The adult's role is strictly as "advisor," not as "leader." Our companion crew on my trip didn't figure this out and the two adults kept trying to run everything. Very ship-shape but no one (scouts or adults) had much fun on that crew. Our crew made it a habit for the advisors to make suggestions to the boy-crew-leader who was then responsible for getting everything going. Our 16-year-old leader did a great job and everyone had a ball.
As I read this, I really, really hope I'm not being too preachy. But its important to always remember that this is not your typical backpacking trip. Different goals, different methods.Jun 29, 2007 at 7:10 pm #1393960
Ditto what David said … but not just for Philmont. One of my favorite quips is "Nowhere in the objectives of scouting will you find 'Adults proving how well they can camp'".Jun 29, 2007 at 8:11 pm #1393973
@eaglembLocale: AZ, the Great Southwest!
we used 2.5 lbs of canister gas for 10 of us. We took 3 titanium pocket rockets, 2 to heat water, one as a spare. We used turkey bag cooking method (boil the water in the pot, put the hot water in the turkey bag, dump in the dehydrate, squish, shake and let it sit). Followed by consumption then human sumping of the bag, viola', your finished with KP and off to another activity.
Worked very well, we'll do it again in 08. We did the math, and in the long run, it was the lightest weight for our trek.
See you there in 08,
MIkeJul 5, 2007 at 1:57 pm #1394466
@qiwizLocale: UL gear @ QiWiz.net
Alcohol stoves really shine when cooking for 1 or 2, but are thought by many to make less sense for larger groups. But if you really want the best answer . . .
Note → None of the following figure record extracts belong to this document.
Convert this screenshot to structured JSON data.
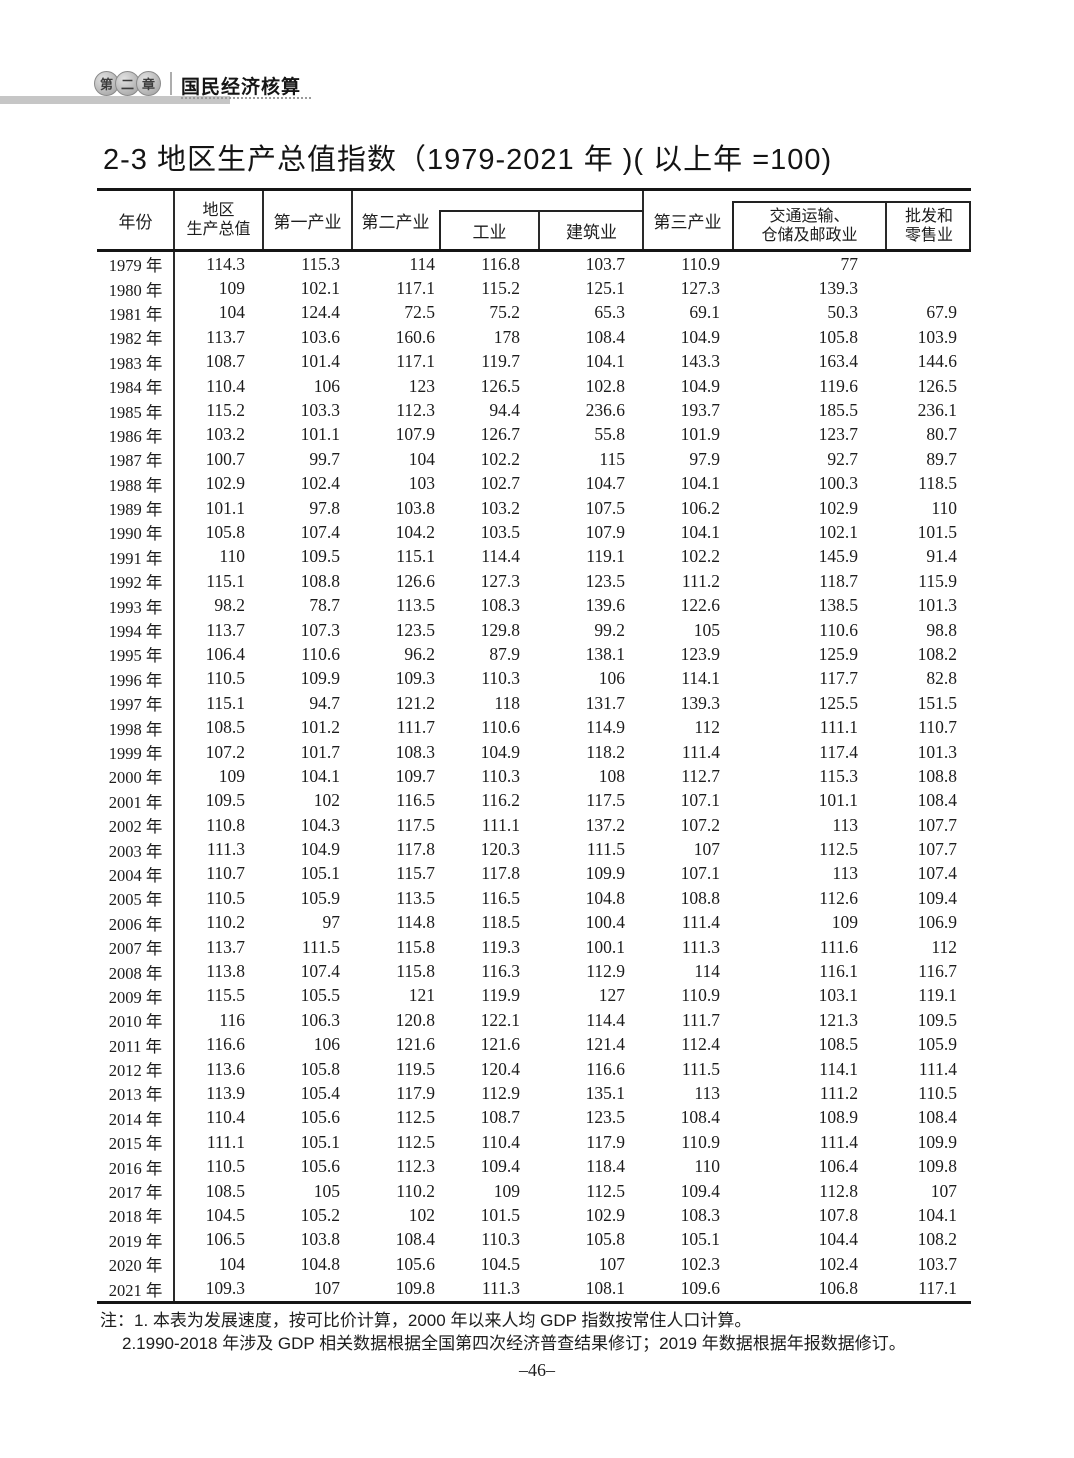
{
  "chapter": {
    "badge_chars": [
      "第",
      "二",
      "章"
    ],
    "label": "国民经济核算"
  },
  "title": "2-3 地区生产总值指数（1979-2021 年 )( 以上年 =100)",
  "table": {
    "header": {
      "year": "年份",
      "gdp_lines": [
        "地区",
        "生产总值"
      ],
      "primary": "第一产业",
      "secondary": "第二产业",
      "industry": "工业",
      "construction": "建筑业",
      "tertiary": "第三产业",
      "transport_lines": [
        "交通运输、",
        "仓储及邮政业"
      ],
      "wholesale_lines": [
        "批发和",
        "零售业"
      ]
    },
    "rows": [
      {
        "year": "1979 年",
        "values": [
          "114.3",
          "115.3",
          "114",
          "116.8",
          "103.7",
          "110.9",
          "77",
          ""
        ]
      },
      {
        "year": "1980 年",
        "values": [
          "109",
          "102.1",
          "117.1",
          "115.2",
          "125.1",
          "127.3",
          "139.3",
          ""
        ]
      },
      {
        "year": "1981 年",
        "values": [
          "104",
          "124.4",
          "72.5",
          "75.2",
          "65.3",
          "69.1",
          "50.3",
          "67.9"
        ]
      },
      {
        "year": "1982 年",
        "values": [
          "113.7",
          "103.6",
          "160.6",
          "178",
          "108.4",
          "104.9",
          "105.8",
          "103.9"
        ]
      },
      {
        "year": "1983 年",
        "values": [
          "108.7",
          "101.4",
          "117.1",
          "119.7",
          "104.1",
          "143.3",
          "163.4",
          "144.6"
        ]
      },
      {
        "year": "1984 年",
        "values": [
          "110.4",
          "106",
          "123",
          "126.5",
          "102.8",
          "104.9",
          "119.6",
          "126.5"
        ]
      },
      {
        "year": "1985 年",
        "values": [
          "115.2",
          "103.3",
          "112.3",
          "94.4",
          "236.6",
          "193.7",
          "185.5",
          "236.1"
        ]
      },
      {
        "year": "1986 年",
        "values": [
          "103.2",
          "101.1",
          "107.9",
          "126.7",
          "55.8",
          "101.9",
          "123.7",
          "80.7"
        ]
      },
      {
        "year": "1987 年",
        "values": [
          "100.7",
          "99.7",
          "104",
          "102.2",
          "115",
          "97.9",
          "92.7",
          "89.7"
        ]
      },
      {
        "year": "1988 年",
        "values": [
          "102.9",
          "102.4",
          "103",
          "102.7",
          "104.7",
          "104.1",
          "100.3",
          "118.5"
        ]
      },
      {
        "year": "1989 年",
        "values": [
          "101.1",
          "97.8",
          "103.8",
          "103.2",
          "107.5",
          "106.2",
          "102.9",
          "110"
        ]
      },
      {
        "year": "1990 年",
        "values": [
          "105.8",
          "107.4",
          "104.2",
          "103.5",
          "107.9",
          "104.1",
          "102.1",
          "101.5"
        ]
      },
      {
        "year": "1991 年",
        "values": [
          "110",
          "109.5",
          "115.1",
          "114.4",
          "119.1",
          "102.2",
          "145.9",
          "91.4"
        ]
      },
      {
        "year": "1992 年",
        "values": [
          "115.1",
          "108.8",
          "126.6",
          "127.3",
          "123.5",
          "111.2",
          "118.7",
          "115.9"
        ]
      },
      {
        "year": "1993 年",
        "values": [
          "98.2",
          "78.7",
          "113.5",
          "108.3",
          "139.6",
          "122.6",
          "138.5",
          "101.3"
        ]
      },
      {
        "year": "1994 年",
        "values": [
          "113.7",
          "107.3",
          "123.5",
          "129.8",
          "99.2",
          "105",
          "110.6",
          "98.8"
        ]
      },
      {
        "year": "1995 年",
        "values": [
          "106.4",
          "110.6",
          "96.2",
          "87.9",
          "138.1",
          "123.9",
          "125.9",
          "108.2"
        ]
      },
      {
        "year": "1996 年",
        "values": [
          "110.5",
          "109.9",
          "109.3",
          "110.3",
          "106",
          "114.1",
          "117.7",
          "82.8"
        ]
      },
      {
        "year": "1997 年",
        "values": [
          "115.1",
          "94.7",
          "121.2",
          "118",
          "131.7",
          "139.3",
          "125.5",
          "151.5"
        ]
      },
      {
        "year": "1998 年",
        "values": [
          "108.5",
          "101.2",
          "111.7",
          "110.6",
          "114.9",
          "112",
          "111.1",
          "110.7"
        ]
      },
      {
        "year": "1999 年",
        "values": [
          "107.2",
          "101.7",
          "108.3",
          "104.9",
          "118.2",
          "111.4",
          "117.4",
          "101.3"
        ]
      },
      {
        "year": "2000 年",
        "values": [
          "109",
          "104.1",
          "109.7",
          "110.3",
          "108",
          "112.7",
          "115.3",
          "108.8"
        ]
      },
      {
        "year": "2001 年",
        "values": [
          "109.5",
          "102",
          "116.5",
          "116.2",
          "117.5",
          "107.1",
          "101.1",
          "108.4"
        ]
      },
      {
        "year": "2002 年",
        "values": [
          "110.8",
          "104.3",
          "117.5",
          "111.1",
          "137.2",
          "107.2",
          "113",
          "107.7"
        ]
      },
      {
        "year": "2003 年",
        "values": [
          "111.3",
          "104.9",
          "117.8",
          "120.3",
          "111.5",
          "107",
          "112.5",
          "107.7"
        ]
      },
      {
        "year": "2004 年",
        "values": [
          "110.7",
          "105.1",
          "115.7",
          "117.8",
          "109.9",
          "107.1",
          "113",
          "107.4"
        ]
      },
      {
        "year": "2005 年",
        "values": [
          "110.5",
          "105.9",
          "113.5",
          "116.5",
          "104.8",
          "108.8",
          "112.6",
          "109.4"
        ]
      },
      {
        "year": "2006 年",
        "values": [
          "110.2",
          "97",
          "114.8",
          "118.5",
          "100.4",
          "111.4",
          "109",
          "106.9"
        ]
      },
      {
        "year": "2007 年",
        "values": [
          "113.7",
          "111.5",
          "115.8",
          "119.3",
          "100.1",
          "111.3",
          "111.6",
          "112"
        ]
      },
      {
        "year": "2008 年",
        "values": [
          "113.8",
          "107.4",
          "115.8",
          "116.3",
          "112.9",
          "114",
          "116.1",
          "116.7"
        ]
      },
      {
        "year": "2009 年",
        "values": [
          "115.5",
          "105.5",
          "121",
          "119.9",
          "127",
          "110.9",
          "103.1",
          "119.1"
        ]
      },
      {
        "year": "2010 年",
        "values": [
          "116",
          "106.3",
          "120.8",
          "122.1",
          "114.4",
          "111.7",
          "121.3",
          "109.5"
        ]
      },
      {
        "year": "2011 年",
        "values": [
          "116.6",
          "106",
          "121.6",
          "121.6",
          "121.4",
          "112.4",
          "108.5",
          "105.9"
        ]
      },
      {
        "year": "2012 年",
        "values": [
          "113.6",
          "105.8",
          "119.5",
          "120.4",
          "116.6",
          "111.5",
          "114.1",
          "111.4"
        ]
      },
      {
        "year": "2013 年",
        "values": [
          "113.9",
          "105.4",
          "117.9",
          "112.9",
          "135.1",
          "113",
          "111.2",
          "110.5"
        ]
      },
      {
        "year": "2014 年",
        "values": [
          "110.4",
          "105.6",
          "112.5",
          "108.7",
          "123.5",
          "108.4",
          "108.9",
          "108.4"
        ]
      },
      {
        "year": "2015 年",
        "values": [
          "111.1",
          "105.1",
          "112.5",
          "110.4",
          "117.9",
          "110.9",
          "111.4",
          "109.9"
        ]
      },
      {
        "year": "2016 年",
        "values": [
          "110.5",
          "105.6",
          "112.3",
          "109.4",
          "118.4",
          "110",
          "106.4",
          "109.8"
        ]
      },
      {
        "year": "2017 年",
        "values": [
          "108.5",
          "105",
          "110.2",
          "109",
          "112.5",
          "109.4",
          "112.8",
          "107"
        ]
      },
      {
        "year": "2018 年",
        "values": [
          "104.5",
          "105.2",
          "102",
          "101.5",
          "102.9",
          "108.3",
          "107.8",
          "104.1"
        ]
      },
      {
        "year": "2019 年",
        "values": [
          "106.5",
          "103.8",
          "108.4",
          "110.3",
          "105.8",
          "105.1",
          "104.4",
          "108.2"
        ]
      },
      {
        "year": "2020 年",
        "values": [
          "104",
          "104.8",
          "105.6",
          "104.5",
          "107",
          "102.3",
          "102.4",
          "103.7"
        ]
      },
      {
        "year": "2021 年",
        "values": [
          "109.3",
          "107",
          "109.8",
          "111.3",
          "108.1",
          "109.6",
          "106.8",
          "117.1"
        ]
      }
    ]
  },
  "notes": [
    "注：1. 本表为发展速度，按可比价计算，2000 年以来人均 GDP 指数按常住人口计算。",
    "2.1990-2018 年涉及 GDP 相关数据根据全国第四次经济普查结果修订；2019 年数据根据年报数据修订。"
  ],
  "page_number": "–46–"
}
You should do a test of fuel consumption using alcohol versus white gas (or any other fuel option you are considering) for a typical crew meal and cleanup using the cooking method and cleanup method you will use at Philmont. Then estimate fuel needs for the trek, add 10-20%, add in the weight of the stove(s), and you should have an easy decision between methods.
Having made a number of Philmont treks with 11-12 person crews, I think you will find that white gas is your best option, especially if you you use one light stove (like an MSR SimmerLite). Even if you take a heavier stove like a Whisperlight or a second backup stove you may still beat out alcohol over the course of a ten-day trek.
The way to test alcohol BTW is to use a larger hotter stove like Mini Bull Designs'"Sketti" or use 3 small stoves under your big pot.
BTW, one of the best ways of reducing fuel use and hence fuel weight is to pre-soak your dehydrated dinner food in cold water while making camp, etc. This can easily reduce fuel consumption to heat and complete the rehydration of your food by a third, but you should test it out with your crew before you count on it on the trail. Another great idea is to use a pot cozy so that no simmering is required after the water or water-food mixture is brought to a boil.Jul 5, 2007 at 6:42 pm #1394506
You might find this information on how 4 ounces of alcohol was used to boil 1 gallon of water. The stove goes by the name of "Ring Of Fire" It can be found on Ebay, search for Ring of Fire alcohol stove.